The Winter Garden, the breathtaking public atrium in the World Financial Center, is one of New York City's most beautiful interior spaces.
by Ken
[NOTE: This post was written to be posted on August 21, but I don't seem to have actually posted it. The time frame has changed a bit, but otherwise it seems to me still worth looking at -- especially the pictures.]
Amid the devastation of 9/11, the fate of the Winter Garden, the majestic and much-loved 10-story atrium of the Cesar Pelli-designed World Financial Center, adjacent to the World Trade Center, may not have been uppermost in many people's minds, but in fact it was pretty much totaled.
The relatively quick and genuinely masterful rebuilding of the Winter Garden correspondingly became one of the city's most heartening symbols of revival. And the center's proprietors have continued to maintain the space rigorously and lovingly -- right up to Superstorm Sandy, when the space took another hit. By then, though, the complex's owners, Brookfield Properties, were preparing to announce a substantial renovation that would mark the WFC's conversion into "Brookfield Place" (not exactly a "Eureka"-style naming inspiration; Brookfield already had Brookfield Places in its home city of Toronto and in Perth, Australia), in hopes of drawing non-financial tenants to the considerable space the company has to market.
Meanwhile, the Winter Garden is for once undergoing some transformation that is both (a) planned and (b) owing to natural causes.
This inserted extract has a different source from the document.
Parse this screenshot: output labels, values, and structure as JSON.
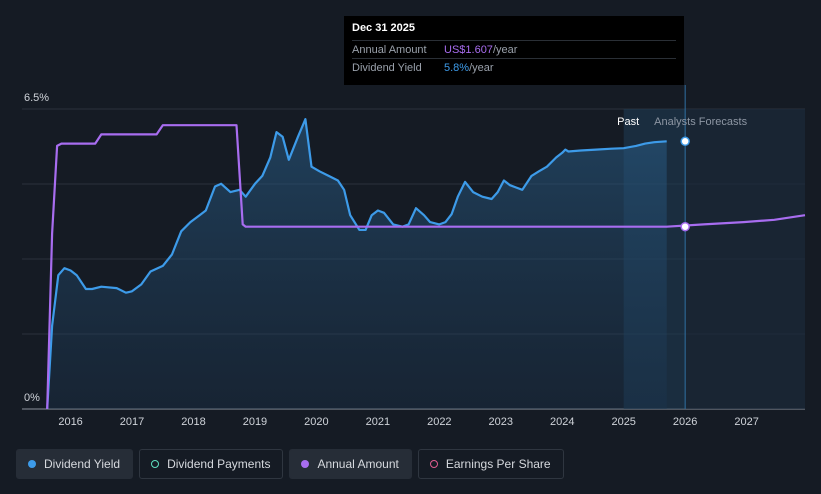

The grid of 16 palm trees which has been probably the atrium's most conspicuous feature is in the process of being replaced. It seems that the old trees, which in fact were new trees when they were planted in the 2002 rebuilding of the Winter Garden, had grown to 60 feet, too large to allow for further growth in the space.
So last week the old trees were chopped down, to be converted to mulch for use in gardens at local hospitals "to honor their role in the Winter Garden that made it both a place to meet and a place to rest," according to a Brookfield statement, and this week 16 new trees, about 35 feet tall, have been planted to take their place. DNAinfo.com's Julie Shapiro reports that the new occupants "will all be Washingtonia robusta trees, the same type as the previous trees," according to Brookfield.
Long life to the young(er) trees -- or at least as long as their new habitat allows.